Course Description: In this course, we investigate various aspects of the language(s) and language behaviors of U.S. Latinos. The course is premised on the idea that language is a crucial component in the formation of identity. To understand Latina/o identity formation in the U.S., then, one must analyze what role languages–Spanish and English–have played in identity formation. The class commences with a brief historical assessment of the various U.S. Latino communities, including Mexican-American, Cuban-American, and Puerto Rican communities. Such a historical purview proves significant in the study of the cultural traditions that persist in these communities, chief among these, the Spanish language. In exploring the Spanish language in U.S. Latino communities, we consider several major sets of questions, among them the following: In what ways do the languages of U.S. Latino communities differ from those of monolingual Spanish- (and English-) speaking communities? What factors contribute to the maintenance and loss of Spanish in these communities? How does language contribute to the creation of individual and societal identity? How is language exploited in the representation of other U.S. Latino cultural traditions? We consider these questions across a variety of genres: poetry, prose (autobiography in particular), film, art, television, and music. These texts reveal how social environments determine language use as well as how artists have used language to reshape social environments, through, for example, the development of new language practices such as Spanish-English code switching. The course also connects these cultural practices to debates on Spanish in public life and policy.
Prerequisite: None

SPAN/LTNST 479 – U.S. Latina/o Culture en Español (3 credits)

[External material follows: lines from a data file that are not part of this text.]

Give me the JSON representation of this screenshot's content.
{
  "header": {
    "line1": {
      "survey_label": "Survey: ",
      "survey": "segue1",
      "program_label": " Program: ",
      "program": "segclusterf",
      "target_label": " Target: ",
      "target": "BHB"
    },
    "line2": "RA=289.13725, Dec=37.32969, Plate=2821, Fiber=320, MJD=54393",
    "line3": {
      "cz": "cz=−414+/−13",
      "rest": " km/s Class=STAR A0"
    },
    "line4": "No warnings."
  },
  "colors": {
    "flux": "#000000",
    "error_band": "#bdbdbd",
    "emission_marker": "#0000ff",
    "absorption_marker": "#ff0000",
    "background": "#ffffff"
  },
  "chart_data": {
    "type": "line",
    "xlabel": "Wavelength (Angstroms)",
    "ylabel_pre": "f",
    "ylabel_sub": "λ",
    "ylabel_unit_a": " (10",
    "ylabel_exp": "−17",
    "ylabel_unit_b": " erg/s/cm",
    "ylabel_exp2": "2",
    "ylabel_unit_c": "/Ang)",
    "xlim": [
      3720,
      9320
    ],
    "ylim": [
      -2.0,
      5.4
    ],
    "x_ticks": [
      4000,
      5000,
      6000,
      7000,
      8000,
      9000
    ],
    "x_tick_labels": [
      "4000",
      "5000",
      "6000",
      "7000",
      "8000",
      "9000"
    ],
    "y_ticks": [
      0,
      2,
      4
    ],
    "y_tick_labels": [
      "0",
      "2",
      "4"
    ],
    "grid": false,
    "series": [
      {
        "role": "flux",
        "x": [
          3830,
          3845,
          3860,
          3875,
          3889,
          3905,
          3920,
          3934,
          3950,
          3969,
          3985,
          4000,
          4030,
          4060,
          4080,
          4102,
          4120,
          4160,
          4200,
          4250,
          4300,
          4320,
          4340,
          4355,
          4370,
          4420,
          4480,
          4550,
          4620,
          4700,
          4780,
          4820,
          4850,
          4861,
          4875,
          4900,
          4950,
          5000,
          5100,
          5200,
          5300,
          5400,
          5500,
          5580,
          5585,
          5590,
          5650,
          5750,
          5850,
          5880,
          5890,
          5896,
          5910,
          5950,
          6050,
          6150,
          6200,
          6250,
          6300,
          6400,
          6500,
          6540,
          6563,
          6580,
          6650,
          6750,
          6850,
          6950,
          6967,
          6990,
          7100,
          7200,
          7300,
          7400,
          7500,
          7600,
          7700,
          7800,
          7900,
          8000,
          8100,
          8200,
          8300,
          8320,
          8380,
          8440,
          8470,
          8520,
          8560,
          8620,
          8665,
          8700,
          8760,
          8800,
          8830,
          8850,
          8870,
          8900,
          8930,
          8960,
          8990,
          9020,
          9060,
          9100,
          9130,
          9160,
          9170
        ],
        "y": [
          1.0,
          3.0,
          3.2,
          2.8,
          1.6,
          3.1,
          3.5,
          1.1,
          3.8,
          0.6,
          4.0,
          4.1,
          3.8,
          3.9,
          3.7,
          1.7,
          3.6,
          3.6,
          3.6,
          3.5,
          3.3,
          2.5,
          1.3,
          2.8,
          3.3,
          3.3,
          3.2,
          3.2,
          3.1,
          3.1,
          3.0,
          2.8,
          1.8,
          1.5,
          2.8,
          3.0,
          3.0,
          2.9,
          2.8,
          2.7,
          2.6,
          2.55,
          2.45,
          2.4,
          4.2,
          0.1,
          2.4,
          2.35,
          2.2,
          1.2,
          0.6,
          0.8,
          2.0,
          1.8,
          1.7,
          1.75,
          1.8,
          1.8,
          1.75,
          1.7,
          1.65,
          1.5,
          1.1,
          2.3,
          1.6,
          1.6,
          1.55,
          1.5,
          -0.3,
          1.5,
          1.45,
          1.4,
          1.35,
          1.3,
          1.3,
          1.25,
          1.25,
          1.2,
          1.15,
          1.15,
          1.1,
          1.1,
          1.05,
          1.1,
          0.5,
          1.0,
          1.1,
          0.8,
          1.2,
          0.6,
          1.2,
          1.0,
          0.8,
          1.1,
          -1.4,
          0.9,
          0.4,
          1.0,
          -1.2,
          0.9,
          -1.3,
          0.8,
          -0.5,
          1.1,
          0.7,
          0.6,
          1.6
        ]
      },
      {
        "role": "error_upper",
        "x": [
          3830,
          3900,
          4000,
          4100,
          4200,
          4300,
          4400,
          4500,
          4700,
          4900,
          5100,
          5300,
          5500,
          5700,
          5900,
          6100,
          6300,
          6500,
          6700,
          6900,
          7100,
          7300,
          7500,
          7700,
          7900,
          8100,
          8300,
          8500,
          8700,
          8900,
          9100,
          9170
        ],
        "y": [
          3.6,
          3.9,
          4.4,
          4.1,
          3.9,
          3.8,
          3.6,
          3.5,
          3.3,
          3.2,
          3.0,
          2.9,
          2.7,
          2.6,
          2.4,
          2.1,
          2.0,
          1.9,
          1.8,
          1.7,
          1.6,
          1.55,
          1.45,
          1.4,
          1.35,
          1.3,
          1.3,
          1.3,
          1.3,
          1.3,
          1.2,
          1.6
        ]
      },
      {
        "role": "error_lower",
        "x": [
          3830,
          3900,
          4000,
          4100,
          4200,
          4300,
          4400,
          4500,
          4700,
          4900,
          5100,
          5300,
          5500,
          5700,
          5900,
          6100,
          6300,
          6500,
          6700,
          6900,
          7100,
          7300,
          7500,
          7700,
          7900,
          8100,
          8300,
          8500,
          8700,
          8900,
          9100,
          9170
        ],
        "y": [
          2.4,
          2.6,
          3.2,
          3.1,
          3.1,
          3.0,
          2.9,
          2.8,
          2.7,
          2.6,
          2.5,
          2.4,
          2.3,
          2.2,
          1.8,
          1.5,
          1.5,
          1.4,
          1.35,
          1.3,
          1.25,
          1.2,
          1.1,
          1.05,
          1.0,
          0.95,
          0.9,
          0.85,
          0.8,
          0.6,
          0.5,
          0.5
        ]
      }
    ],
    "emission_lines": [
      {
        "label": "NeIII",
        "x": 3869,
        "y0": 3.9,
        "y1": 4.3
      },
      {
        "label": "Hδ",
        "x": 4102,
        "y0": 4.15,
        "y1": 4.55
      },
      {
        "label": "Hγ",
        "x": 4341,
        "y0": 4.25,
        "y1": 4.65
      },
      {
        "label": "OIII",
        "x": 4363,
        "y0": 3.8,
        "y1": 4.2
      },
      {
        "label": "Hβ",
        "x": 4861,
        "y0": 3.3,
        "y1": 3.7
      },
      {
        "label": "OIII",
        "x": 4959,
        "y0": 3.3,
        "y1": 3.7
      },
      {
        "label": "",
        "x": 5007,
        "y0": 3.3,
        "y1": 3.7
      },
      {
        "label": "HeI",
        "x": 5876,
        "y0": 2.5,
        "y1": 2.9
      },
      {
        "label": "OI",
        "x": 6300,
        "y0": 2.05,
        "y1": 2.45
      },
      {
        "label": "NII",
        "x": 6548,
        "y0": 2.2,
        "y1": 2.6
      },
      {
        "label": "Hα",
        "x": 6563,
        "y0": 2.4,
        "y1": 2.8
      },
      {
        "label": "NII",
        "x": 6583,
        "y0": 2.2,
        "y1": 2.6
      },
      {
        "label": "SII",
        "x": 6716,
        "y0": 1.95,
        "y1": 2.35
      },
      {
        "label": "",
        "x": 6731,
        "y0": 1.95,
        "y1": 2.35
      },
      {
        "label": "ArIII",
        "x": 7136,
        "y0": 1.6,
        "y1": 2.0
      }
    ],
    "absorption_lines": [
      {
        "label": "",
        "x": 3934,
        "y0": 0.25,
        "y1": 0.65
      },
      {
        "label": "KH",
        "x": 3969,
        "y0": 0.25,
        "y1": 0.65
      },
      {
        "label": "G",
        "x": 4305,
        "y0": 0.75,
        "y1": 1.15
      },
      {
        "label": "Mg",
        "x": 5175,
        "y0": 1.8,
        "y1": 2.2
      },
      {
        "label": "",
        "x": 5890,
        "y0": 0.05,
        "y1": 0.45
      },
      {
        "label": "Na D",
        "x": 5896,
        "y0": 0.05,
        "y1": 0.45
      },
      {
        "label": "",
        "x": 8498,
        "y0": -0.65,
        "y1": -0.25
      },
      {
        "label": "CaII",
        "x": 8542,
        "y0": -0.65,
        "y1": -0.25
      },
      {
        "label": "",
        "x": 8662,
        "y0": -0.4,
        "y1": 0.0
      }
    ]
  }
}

Course Description: This course is conducted in Spanish and will analyze some of the central themes that shape the diverse Latina/o experiences in the United States. Some of the main topics that the course will address include: the politics of labeling; definitions of displacements; the politics of language; imaginary homelands and geographic spaces; and conceptualizations of race, gender, and sexuality. These themes will be seen through the lens of Latina/o literature and film. The main objective of this course is to help students think critically about the conceptual, theoretical, historical, and social issues that inform the Latina/o experience in the United States.